O problema da “A Sabedoria dos Cães” reside justamente nesta eleição do cão como alvo da nossa atenção moral enquanto, paralelamente, negligenciam-se abertamente outras espécies a uma situação de completo descaso ético. Conforme ressalta a Professora Sonia T. Felipe, esta é uma manifestação clara que de um especismo eletivo (escolha de determinadas espécies como detentoras de um estatuto moral diferenciado em detrimento das demais, em tudo suas semelhantes) que não deveria encontrar margem num cenário que tem como pano de fundo o importante princípio geral da não violência.
Ao que tudo indica, a maior parte das religiões, mesmo as de tradição oriental, em maior ou menor medida, encampam, pelo menos no campo da prática, esse escalonamento valorativo entre a humanidade e os demais seres vivos. Essa hierarquia da vida, legado nefasto de um pensamento completamente descomprometido com a realidade biológica subjacente, é algo que deve ser repensado.

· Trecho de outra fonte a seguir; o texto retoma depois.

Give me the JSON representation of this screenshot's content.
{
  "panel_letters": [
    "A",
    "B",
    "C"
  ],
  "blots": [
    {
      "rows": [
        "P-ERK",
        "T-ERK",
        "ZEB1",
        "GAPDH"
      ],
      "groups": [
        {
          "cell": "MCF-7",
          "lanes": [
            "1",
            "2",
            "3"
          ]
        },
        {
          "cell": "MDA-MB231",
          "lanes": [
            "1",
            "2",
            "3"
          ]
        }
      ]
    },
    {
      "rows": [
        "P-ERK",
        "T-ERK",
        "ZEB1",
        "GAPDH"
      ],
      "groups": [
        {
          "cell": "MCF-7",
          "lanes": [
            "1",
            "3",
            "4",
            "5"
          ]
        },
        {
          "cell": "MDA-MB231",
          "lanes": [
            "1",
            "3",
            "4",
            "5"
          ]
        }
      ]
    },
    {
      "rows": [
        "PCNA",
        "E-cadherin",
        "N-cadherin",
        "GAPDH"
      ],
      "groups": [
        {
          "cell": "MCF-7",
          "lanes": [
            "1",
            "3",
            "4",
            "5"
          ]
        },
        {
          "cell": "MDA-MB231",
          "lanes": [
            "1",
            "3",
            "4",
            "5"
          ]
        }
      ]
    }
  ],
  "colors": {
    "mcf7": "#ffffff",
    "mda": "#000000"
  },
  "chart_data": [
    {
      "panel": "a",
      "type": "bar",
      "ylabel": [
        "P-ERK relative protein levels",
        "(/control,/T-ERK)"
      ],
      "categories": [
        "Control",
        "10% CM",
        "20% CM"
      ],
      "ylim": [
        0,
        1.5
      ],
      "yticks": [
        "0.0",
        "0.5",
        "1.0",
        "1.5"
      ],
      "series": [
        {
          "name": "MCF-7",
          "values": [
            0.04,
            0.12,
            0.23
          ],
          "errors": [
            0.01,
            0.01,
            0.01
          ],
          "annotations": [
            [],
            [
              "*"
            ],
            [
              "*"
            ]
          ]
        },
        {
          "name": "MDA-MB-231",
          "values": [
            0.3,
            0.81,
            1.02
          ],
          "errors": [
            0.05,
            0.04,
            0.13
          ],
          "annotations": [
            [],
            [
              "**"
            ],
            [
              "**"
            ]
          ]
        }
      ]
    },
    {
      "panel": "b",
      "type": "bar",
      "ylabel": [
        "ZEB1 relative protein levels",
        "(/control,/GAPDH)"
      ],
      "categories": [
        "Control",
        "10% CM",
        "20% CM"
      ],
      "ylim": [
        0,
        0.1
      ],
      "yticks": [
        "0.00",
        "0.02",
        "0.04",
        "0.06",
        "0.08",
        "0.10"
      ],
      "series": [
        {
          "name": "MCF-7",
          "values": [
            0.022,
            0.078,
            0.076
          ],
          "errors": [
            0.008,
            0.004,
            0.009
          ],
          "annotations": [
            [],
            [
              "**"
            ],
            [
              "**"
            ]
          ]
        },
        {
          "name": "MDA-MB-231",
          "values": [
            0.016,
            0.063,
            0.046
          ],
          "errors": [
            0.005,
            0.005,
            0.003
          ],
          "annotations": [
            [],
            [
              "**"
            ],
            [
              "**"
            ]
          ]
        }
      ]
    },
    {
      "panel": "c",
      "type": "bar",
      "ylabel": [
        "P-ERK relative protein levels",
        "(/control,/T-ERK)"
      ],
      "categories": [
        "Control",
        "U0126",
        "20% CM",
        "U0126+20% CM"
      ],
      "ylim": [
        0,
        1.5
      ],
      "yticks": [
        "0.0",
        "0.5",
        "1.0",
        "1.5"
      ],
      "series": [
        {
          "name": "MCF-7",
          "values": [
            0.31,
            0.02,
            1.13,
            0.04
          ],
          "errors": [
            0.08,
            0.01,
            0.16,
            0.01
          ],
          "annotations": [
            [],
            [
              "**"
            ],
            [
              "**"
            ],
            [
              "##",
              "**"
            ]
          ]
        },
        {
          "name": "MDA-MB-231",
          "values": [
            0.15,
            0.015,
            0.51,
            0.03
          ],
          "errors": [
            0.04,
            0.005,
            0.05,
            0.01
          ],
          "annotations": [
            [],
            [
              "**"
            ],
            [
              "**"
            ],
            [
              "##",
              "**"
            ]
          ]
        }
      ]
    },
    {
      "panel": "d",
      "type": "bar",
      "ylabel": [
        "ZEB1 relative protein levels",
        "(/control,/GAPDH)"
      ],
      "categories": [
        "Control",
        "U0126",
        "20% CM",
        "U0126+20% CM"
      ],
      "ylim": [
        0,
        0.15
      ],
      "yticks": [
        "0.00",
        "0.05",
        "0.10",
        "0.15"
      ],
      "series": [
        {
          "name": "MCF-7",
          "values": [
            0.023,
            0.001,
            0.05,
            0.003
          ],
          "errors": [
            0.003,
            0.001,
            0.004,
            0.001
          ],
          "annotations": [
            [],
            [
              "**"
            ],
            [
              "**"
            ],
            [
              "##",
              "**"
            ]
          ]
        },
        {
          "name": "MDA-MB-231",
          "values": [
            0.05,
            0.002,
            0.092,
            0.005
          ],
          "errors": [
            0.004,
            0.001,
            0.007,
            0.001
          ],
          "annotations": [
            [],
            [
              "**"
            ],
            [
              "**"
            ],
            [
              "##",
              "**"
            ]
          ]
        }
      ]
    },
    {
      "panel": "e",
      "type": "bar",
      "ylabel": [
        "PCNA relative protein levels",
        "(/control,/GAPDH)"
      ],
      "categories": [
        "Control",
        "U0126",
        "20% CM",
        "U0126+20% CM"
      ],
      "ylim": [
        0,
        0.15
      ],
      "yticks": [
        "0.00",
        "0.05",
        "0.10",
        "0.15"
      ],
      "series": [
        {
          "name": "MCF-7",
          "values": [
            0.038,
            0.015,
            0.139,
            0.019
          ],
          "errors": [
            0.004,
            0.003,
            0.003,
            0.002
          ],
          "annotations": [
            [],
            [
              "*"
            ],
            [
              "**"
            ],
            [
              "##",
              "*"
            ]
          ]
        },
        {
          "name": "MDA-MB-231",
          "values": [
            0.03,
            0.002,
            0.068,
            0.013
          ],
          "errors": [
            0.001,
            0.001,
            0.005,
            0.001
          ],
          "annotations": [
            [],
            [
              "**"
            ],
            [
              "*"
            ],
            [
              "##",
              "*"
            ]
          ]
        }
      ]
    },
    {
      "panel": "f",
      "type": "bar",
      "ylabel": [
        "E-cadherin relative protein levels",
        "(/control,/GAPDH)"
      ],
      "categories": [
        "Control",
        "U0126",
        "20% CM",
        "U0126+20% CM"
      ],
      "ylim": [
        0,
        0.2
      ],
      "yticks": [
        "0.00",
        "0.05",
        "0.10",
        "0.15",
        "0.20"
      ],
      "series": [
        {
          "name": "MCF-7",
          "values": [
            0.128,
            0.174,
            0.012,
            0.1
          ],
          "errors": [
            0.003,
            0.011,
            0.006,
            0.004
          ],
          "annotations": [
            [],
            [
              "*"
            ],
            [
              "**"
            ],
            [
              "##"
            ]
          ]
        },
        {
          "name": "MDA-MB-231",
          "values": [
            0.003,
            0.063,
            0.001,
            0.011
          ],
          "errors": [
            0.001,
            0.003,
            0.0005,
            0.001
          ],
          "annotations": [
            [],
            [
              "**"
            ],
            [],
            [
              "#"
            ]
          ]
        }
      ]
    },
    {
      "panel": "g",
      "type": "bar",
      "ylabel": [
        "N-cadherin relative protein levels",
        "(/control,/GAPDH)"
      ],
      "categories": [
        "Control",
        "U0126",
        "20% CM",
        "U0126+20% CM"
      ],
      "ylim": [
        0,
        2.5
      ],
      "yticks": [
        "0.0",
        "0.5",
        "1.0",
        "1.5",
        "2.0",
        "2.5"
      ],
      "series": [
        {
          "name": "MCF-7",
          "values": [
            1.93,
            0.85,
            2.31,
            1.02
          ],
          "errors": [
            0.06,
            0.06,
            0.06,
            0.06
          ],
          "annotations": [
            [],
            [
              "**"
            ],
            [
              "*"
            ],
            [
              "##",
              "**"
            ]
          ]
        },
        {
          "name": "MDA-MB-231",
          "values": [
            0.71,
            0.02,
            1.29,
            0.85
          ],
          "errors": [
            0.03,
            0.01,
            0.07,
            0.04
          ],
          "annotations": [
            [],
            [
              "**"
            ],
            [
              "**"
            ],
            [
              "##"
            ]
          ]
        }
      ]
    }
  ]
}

As religiões, ao contrário do que o adágio popular prescreve, não estão imunes ao embate ético. A esse respeito cabe fazer menção elogiosa ao artigo “Especismo Religioso” do amigo e Professor Fábio Corrêa Souza de Oliveira, que aborda com profundidade esta questão do relacionamento das religiões com a natureza e com os animais, recém publicado no número 8 da Revista Brasileira de Direito Animal. Um mundo melhor, com melhores relações, depende da reconstrução de nossos valores em todos os contextos, inclusive o espiritual ou religioso.